Six years after finishing his doctorate, he was diagnosed with severe ADD, which he now treats with medication. Shifts in diagnosis and treatment of ADD in the years since he was in high school have meant a new world for people with similar conditions, he said. “People learn differently. I learned quite differently than other students ― while battling through five degrees. The modern science that allows us to understand these things has really radically overhauled our approach to learning.”

Rich is an advocate for diversity, leading Goddard’s People with Disabilities Advisory Committee for four years and chairing the Science Director’s Diversity Committee in 2015. Inspired by his own struggles, he volunteered for the committee years before realizing he had ADD.

“I’m able to understand that people come from different circumstances. I took this crazy route and now I really see there are so many different ways you can approach this. I see it as my duty as a civil servant to reach out to underrepresented groups and make them understand that they’re a part of this, too.”

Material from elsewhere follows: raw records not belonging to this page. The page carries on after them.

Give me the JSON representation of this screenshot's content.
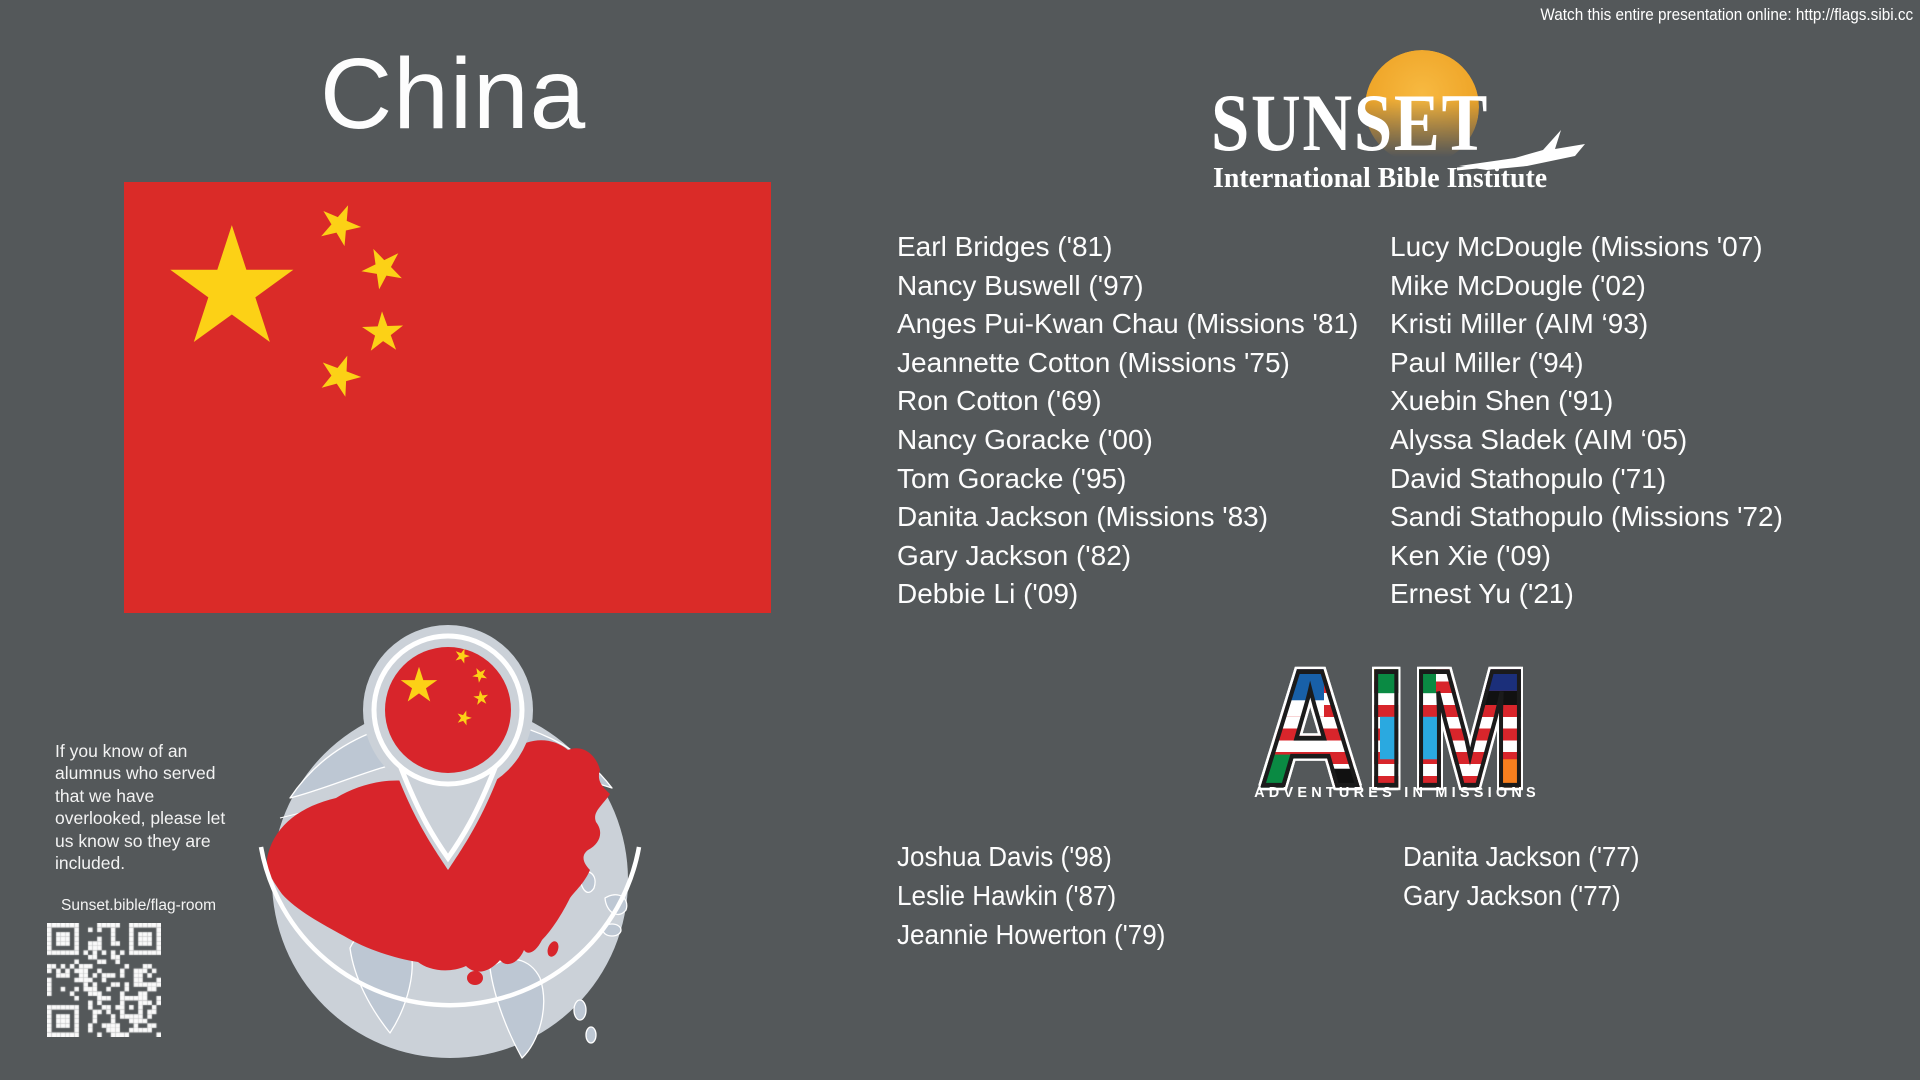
{
  "header": {
    "watch_online": "Watch this entire presentation online: http://flags.sibi.cc"
  },
  "country": {
    "title": "China"
  },
  "sunset_logo": {
    "title": "SUNSET",
    "subtitle": "International Bible Institute"
  },
  "aim_logo": {
    "letters": "AIM",
    "caption": "ADVENTURES IN MISSIONS"
  },
  "alumni": {
    "column1": [
      "Earl Bridges ('81)",
      "Nancy Buswell ('97)",
      "Anges Pui-Kwan Chau (Missions '81)",
      "Jeannette Cotton (Missions '75)",
      "Ron Cotton ('69)",
      "Nancy Goracke ('00)",
      "Tom Goracke ('95)",
      "Danita Jackson (Missions '83)",
      "Gary Jackson ('82)",
      "Debbie Li ('09)"
    ],
    "column2": [
      "Lucy McDougle (Missions '07)",
      "Mike McDougle ('02)",
      "Kristi Miller (AIM ‘93)",
      "Paul Miller ('94)",
      "Xuebin Shen ('91)",
      "Alyssa Sladek (AIM ‘05)",
      "David Stathopulo ('71)",
      "Sandi Stathopulo (Missions '72)",
      "Ken Xie ('09)",
      "Ernest Yu ('21)"
    ]
  },
  "aim_alumni": {
    "column1": [
      "Joshua Davis ('98)",
      "Leslie Hawkin ('87)",
      "Jeannie Howerton ('79)"
    ],
    "column2": [
      "Danita Jackson ('77)",
      "Gary Jackson ('77)"
    ]
  },
  "note": {
    "text": "If you know of an alumnus who served that we have overlooked, please let us know so they are included.",
    "link": "Sunset.bible/flag-room"
  },
  "colors": {
    "background": "#54585a",
    "flag_red": "#da2b28",
    "flag_yellow": "#fcd116",
    "globe_sea": "#cbd1d8",
    "globe_land": "#bdc7d3",
    "sun_orange": "#efa528",
    "text_white": "#fdfdfd"
  }
}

The hoped-for career as an astronaut didn’t pan out, though he applied twice, but as an astronomer Rich explores space through cosmic discoveries, working on artificial intelligence and gravitational microlensing. “I’m very keen on the science I’m doing.”

Years of combating ADD leaves him still feeling like an imposter sometimes, he said. But he’s learned to identify and counter that feeling. “Being able to assert that with myself was like turning a corner. You’re not picking this stuff up as quickly as others, but in the end you’re going to beat it. And now I’ve learned to be a lot more gentle and accepting of myself.”

“I’m often really surprised when I think through something very technically difficult ― holy smokes I just figured that out?” he said. “I’m astonished I could do that because my brain just works so much better now. Sometimes I have so many ideas that I don’t know what to do with them all.”